Bacanovic concluded, and then hung up.
Armstrong thought the message was “fishy.” She knew to a near certainty that Stewart would act on Bacanovic’s information, whatever it was. The stock market in general, and ImClone in particular, was a near obsession with Stewart, who had earlier worked as a stockbroker before quitting to launch her catering business. She had been furious with Bacanovic a few weeks earlier, after ImClone shares rose a few dollars shortly after she sold a large block, on Bacanovic’s recommendation. Armstrong’s father had been an active investor, and she knew a good deal about the market and its workings, and what kind of information drove stock prices. She wondered what Bacanovic knew.
Stewart had the peculiar fixation with money that is common to many self-made entrepreneurs, no matter how wealthy they’ve become. Born in 1941 in Nutley, New Jersey, to working-class Polish Catholic parents and an alcoholic father, she had worked as a housekeeper on Park Avenue to help pay for college at Barnard. One employee recalled that after a photo shoot for the magazine in North Carolina, Stewart insisted that all the food be wrapped and flown home with her. Her personal expenses were often billed to the company; after one half-day photo shoot in her Westport home, Turkey Hill, the company paid for nine days of housekeeping expenses. One year, the company paid Stewart $2 million in “rental fees” for the use of her various homes as sites for photo shoots, the New York Times reported. After the 1999 public offering of shares in Martha Stewart Living Omnimedia, Stewart was indisputably wealthy, with a fortune estimated at $1 billion by Forbes magazine in August 2000.
Little more than an hour after Bacanovic’s call, Stewart phoned from an airport in San Antonio, Texas, where the jet had stopped to refuel. Her companions on the flight and vacation–her close friend Mariana Pasternak and Kevin Sharkey, interior decorating editor at the magazine and a favorite decorator of Stewart’s–noticed that she grabbed a phone from a desk as soon as they arrived in the waiting area. Armstrong relayed several messages from magazine staff members as well as Bacanovic’s, which Armstrong read to her in its entirety. Stewart didn’t react. But after Armstrong patched her into her employees, she told Armstrong to call Bacanovic. “Merrill Lynch, Peter Bacanovic’s office,” Faneuil answered.

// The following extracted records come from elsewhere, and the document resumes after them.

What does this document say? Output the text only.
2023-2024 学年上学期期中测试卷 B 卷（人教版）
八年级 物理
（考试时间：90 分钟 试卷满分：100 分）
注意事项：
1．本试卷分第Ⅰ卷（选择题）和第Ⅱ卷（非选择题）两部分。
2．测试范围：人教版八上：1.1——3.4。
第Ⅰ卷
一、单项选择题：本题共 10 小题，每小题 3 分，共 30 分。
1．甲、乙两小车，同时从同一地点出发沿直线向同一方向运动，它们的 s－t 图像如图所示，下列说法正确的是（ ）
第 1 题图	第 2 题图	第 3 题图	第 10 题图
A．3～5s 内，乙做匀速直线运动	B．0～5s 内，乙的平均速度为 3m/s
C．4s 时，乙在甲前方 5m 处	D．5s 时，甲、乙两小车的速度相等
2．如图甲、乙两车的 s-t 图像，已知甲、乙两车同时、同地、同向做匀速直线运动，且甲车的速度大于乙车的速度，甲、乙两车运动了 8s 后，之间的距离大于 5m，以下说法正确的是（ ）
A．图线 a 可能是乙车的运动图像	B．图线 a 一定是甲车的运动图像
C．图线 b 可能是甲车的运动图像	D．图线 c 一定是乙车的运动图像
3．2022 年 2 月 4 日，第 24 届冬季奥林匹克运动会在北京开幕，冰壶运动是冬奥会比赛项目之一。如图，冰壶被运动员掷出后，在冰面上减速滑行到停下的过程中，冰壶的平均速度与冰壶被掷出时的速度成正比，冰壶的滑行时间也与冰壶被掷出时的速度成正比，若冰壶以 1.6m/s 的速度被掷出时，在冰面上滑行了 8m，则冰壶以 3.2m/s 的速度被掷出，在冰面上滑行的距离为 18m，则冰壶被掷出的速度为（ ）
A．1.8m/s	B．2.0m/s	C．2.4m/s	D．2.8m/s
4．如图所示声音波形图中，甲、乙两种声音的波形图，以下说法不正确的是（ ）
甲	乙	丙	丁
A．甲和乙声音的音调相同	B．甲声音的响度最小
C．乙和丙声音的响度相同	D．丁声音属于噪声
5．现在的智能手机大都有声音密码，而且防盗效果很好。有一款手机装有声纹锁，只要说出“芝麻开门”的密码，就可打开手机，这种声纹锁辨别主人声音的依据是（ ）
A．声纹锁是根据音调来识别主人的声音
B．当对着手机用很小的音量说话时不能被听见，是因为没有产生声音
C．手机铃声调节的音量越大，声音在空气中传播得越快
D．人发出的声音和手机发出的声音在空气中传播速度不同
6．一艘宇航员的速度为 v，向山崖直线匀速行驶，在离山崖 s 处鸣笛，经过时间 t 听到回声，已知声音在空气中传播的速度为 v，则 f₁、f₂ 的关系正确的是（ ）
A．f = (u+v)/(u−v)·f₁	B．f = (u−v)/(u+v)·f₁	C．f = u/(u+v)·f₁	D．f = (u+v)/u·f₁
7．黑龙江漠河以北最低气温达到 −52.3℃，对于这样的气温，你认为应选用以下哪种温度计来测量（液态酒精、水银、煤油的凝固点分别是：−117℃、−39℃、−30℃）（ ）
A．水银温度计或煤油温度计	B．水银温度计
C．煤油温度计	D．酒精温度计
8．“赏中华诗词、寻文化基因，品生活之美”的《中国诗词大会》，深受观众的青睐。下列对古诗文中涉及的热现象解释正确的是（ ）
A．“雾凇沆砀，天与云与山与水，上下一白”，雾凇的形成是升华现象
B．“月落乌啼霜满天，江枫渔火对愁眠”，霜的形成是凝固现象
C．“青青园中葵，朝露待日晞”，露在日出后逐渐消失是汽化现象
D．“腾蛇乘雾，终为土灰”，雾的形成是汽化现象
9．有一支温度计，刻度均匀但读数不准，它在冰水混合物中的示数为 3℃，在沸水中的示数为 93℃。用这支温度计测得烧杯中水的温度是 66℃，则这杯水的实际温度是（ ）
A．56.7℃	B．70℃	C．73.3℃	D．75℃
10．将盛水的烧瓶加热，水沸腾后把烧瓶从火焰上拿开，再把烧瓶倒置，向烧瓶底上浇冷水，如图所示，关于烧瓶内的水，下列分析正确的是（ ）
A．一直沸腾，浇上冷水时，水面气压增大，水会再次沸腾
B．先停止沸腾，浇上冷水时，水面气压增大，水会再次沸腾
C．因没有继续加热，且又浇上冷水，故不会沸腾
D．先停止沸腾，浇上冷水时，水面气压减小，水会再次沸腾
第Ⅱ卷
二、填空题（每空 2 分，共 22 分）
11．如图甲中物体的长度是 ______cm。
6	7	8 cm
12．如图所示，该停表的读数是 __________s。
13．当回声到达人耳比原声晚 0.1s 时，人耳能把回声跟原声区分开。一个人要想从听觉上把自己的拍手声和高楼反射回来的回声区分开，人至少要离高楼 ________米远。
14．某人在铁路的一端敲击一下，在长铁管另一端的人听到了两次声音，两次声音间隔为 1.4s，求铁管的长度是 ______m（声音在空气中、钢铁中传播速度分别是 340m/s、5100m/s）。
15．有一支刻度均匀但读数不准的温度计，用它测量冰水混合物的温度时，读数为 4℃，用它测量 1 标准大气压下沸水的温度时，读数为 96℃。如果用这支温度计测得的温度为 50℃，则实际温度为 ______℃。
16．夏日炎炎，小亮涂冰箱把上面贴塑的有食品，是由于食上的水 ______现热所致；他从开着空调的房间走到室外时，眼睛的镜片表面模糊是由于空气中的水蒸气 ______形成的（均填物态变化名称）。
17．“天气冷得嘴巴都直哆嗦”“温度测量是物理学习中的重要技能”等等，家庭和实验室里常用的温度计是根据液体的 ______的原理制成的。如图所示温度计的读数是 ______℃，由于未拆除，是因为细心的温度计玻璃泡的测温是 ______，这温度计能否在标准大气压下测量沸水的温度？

There was a slight pause as Armstrong got off the phone. “Hi, this is Martha,” Stewart said.
Given his prior experiences with her, Faneuil was nervous. All of their brief conversations–there had been three or four–had been unpleasant. Bacanovic didn’t want Faneuil to talk to Stewart if it could be avoided, and had given him strict instructions to get him ASAP when Stewart called. One time Faneuil put her on hold, and Bacanovic told him to pick up and make conversation while he gathered some information. Faneuil returned to Stewart’s line, but before he could say anything, Stewart had erupted. “Do you know what I’ve just had to listen to? I can’t believe people have to put up with this shit.”
Merrill Lynch’s phone system played classical music whenever someone was put on hold.
“You tell Peter that if I ever have to put up with this shit again I’m taking my money elsewhere.” She slammed down the phone without saying good-bye.
On another occasion, Stewart’s call was transferred to the receptionist, who answered it and sent it back to Faneuil. The receptionist spoke with a mild speech impediment. When Faneuil picked up the phone, Stewart yelled at him, “Do you know who the hell is answering your phones? You call and you know what he sounds like? He says this . . .” Stewart, as Faneuil later wrote in an e-mail describing the incident, “made the most ridiculous sound I’ve heard coming from an adult in quite some time, kind of like a lion roaring underwater.”